In medicine we all sort of accept that elderly patients are going to get confused in the hospital.  I frequently tell patients’ families that “this happens, s/he will come out of it, and we’ll just keep him/her safe until it corrects itself.”  Now I think I’m going to be a lot less accepting and more aggressive about evaluating, identifying and treating the causes of acute confusion in elderly hospitalized patients!

So where do you come in?  Well we don’t always have an easy time recognizing acute confusion.  If a patient of Dr. Matt’s comes into the hospital and I’ve never met her before, how am I going to know she’s not typically confused?  It’s even harder to tell when the patient has baseline dementia or is forgetful normally.   Delirium also typically waxes and wanes, so if I see her first thing in the morning, and she gets confused in the evening, I may not know about it unless an astute nurse (or family member) calls to tell me.

Here’s your job:  if your parent or grandparent or other elderly family member is in the hospital FOR ANY REASON, organize family members to visit at various times of the day to check on them.  Pick people who know the patient well and can spot changes in their mental state.  Have them on the lookout for ANYTHING unusual and speak up to the nurse or call the doctor if something goes left-of-center.  Remember, we can only treat something if it’s recognized!
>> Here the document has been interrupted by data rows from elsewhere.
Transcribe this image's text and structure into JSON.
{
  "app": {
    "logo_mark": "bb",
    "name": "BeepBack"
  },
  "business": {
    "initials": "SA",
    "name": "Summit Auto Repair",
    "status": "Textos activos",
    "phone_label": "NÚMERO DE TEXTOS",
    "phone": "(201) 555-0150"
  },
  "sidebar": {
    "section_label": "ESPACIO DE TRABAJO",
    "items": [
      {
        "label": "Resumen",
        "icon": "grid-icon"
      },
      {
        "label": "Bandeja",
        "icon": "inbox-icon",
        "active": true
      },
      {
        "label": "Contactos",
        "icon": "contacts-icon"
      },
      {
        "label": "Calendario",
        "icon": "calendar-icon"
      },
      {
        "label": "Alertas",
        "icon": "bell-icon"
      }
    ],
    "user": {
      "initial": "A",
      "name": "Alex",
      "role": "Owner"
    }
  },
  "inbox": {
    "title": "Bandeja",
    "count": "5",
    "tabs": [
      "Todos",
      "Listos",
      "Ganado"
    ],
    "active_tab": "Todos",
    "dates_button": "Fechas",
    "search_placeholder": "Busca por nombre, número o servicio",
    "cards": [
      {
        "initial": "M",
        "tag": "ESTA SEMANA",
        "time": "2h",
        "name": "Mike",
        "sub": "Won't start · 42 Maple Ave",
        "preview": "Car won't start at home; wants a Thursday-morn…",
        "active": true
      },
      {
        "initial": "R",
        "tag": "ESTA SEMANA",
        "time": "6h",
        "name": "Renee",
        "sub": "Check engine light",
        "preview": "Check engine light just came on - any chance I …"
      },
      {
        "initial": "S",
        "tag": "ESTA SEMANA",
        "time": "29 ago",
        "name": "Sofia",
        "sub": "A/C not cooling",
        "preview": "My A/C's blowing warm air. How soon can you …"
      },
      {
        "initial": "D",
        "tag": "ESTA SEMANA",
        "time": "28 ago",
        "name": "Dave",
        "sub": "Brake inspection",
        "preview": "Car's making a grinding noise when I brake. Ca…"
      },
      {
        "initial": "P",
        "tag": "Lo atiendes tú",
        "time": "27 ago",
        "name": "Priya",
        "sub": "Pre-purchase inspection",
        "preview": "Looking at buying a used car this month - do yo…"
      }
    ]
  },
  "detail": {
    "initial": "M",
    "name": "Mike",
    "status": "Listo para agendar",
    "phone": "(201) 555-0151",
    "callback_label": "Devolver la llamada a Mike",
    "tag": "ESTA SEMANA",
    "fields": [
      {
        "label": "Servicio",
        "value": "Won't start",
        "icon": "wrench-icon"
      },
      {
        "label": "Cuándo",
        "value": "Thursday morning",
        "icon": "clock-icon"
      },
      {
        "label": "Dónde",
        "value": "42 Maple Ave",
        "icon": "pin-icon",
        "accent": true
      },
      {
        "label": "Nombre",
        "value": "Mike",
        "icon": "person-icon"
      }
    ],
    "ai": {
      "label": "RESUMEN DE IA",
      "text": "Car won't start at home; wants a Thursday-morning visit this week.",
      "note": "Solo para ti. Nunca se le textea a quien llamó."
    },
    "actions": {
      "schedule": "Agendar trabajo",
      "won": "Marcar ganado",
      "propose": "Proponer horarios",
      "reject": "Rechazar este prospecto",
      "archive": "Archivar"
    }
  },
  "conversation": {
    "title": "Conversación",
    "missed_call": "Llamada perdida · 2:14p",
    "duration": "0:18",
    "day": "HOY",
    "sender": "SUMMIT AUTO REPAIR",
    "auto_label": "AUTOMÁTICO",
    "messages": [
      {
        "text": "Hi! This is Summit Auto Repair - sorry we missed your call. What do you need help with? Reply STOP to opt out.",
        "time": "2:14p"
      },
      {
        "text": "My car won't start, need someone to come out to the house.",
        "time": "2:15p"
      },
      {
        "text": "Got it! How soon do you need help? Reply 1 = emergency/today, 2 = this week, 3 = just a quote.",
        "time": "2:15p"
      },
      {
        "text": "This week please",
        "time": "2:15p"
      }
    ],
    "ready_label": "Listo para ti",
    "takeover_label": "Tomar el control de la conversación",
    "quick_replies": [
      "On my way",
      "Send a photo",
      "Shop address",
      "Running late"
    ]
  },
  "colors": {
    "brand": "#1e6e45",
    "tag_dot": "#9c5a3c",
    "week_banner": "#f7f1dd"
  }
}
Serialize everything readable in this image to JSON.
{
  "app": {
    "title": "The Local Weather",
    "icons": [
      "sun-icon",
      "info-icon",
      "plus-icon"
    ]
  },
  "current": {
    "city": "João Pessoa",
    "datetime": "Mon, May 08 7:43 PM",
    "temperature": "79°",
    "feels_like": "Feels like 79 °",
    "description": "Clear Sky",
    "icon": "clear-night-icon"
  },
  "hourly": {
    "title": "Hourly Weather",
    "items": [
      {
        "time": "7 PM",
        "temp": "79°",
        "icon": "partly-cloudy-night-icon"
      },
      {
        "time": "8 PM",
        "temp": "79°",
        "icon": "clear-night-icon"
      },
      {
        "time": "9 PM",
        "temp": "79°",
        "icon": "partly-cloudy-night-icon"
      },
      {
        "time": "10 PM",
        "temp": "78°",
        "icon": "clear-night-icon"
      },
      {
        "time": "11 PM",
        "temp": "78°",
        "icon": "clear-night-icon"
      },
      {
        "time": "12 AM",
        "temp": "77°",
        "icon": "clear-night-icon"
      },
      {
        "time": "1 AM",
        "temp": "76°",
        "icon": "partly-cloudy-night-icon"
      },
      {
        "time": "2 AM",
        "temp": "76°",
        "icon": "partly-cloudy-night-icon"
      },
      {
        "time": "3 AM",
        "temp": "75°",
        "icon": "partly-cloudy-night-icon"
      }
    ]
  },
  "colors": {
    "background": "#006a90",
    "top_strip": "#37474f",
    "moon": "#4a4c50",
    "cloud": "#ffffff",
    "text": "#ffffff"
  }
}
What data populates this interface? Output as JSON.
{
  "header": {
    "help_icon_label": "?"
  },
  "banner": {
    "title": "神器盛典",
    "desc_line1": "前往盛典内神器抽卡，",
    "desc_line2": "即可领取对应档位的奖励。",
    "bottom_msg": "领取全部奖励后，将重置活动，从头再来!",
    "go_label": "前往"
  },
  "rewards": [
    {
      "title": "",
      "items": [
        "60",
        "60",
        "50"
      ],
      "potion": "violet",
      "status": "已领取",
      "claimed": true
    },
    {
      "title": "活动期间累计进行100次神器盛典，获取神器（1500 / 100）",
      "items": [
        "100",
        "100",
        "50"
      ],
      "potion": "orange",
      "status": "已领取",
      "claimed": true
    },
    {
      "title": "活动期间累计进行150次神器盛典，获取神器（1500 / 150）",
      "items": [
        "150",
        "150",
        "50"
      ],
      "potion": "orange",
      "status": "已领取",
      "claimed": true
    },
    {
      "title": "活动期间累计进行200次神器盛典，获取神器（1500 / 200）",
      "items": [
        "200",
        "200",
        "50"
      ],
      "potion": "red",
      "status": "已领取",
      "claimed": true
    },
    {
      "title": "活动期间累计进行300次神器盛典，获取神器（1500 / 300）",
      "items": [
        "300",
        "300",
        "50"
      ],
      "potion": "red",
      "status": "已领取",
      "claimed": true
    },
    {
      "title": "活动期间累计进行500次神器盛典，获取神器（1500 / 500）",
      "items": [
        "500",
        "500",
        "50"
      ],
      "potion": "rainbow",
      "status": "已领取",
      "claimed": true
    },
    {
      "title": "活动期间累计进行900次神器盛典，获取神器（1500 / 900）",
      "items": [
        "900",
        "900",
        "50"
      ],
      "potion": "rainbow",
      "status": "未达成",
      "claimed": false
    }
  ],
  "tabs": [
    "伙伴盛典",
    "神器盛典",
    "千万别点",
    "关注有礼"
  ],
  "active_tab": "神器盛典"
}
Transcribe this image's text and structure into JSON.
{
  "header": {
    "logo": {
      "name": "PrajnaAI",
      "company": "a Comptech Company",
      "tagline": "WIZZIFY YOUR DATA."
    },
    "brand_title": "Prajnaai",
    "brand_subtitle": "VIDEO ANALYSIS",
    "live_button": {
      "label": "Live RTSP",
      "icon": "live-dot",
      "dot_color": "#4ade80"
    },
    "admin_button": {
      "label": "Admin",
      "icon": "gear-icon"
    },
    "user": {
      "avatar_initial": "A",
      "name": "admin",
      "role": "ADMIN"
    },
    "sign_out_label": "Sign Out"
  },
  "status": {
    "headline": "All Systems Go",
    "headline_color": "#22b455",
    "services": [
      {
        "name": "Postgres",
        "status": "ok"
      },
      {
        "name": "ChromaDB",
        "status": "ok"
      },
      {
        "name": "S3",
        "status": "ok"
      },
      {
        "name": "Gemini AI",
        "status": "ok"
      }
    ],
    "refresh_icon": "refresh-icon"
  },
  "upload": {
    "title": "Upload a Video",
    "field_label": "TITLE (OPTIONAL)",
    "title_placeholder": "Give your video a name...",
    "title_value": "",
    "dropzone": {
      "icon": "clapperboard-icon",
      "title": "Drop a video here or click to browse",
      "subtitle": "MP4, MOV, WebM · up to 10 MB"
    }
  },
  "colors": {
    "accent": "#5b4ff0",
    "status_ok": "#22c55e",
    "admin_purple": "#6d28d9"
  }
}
We want our elderly patients to be as functional and independent as they possibly can be.  We can’t always anticipate and head off confusion in the hospital, but the sooner it’s recognized and addressed, the sooner the patient will be back to normal mentally.  It turns out fixing delirium in the hospital is very important for long-term mental function and keeping people independent and out of the nursing home.

I frequently say patients (especially elderly patients) can’t be treated in a vacuum, we have to take their families into consideration.  Sometimes honestly families are more difficult to manage than the patient!  This is one instance (one of many, actually) where rallying the troops can help keep your family member safer and get them well faster.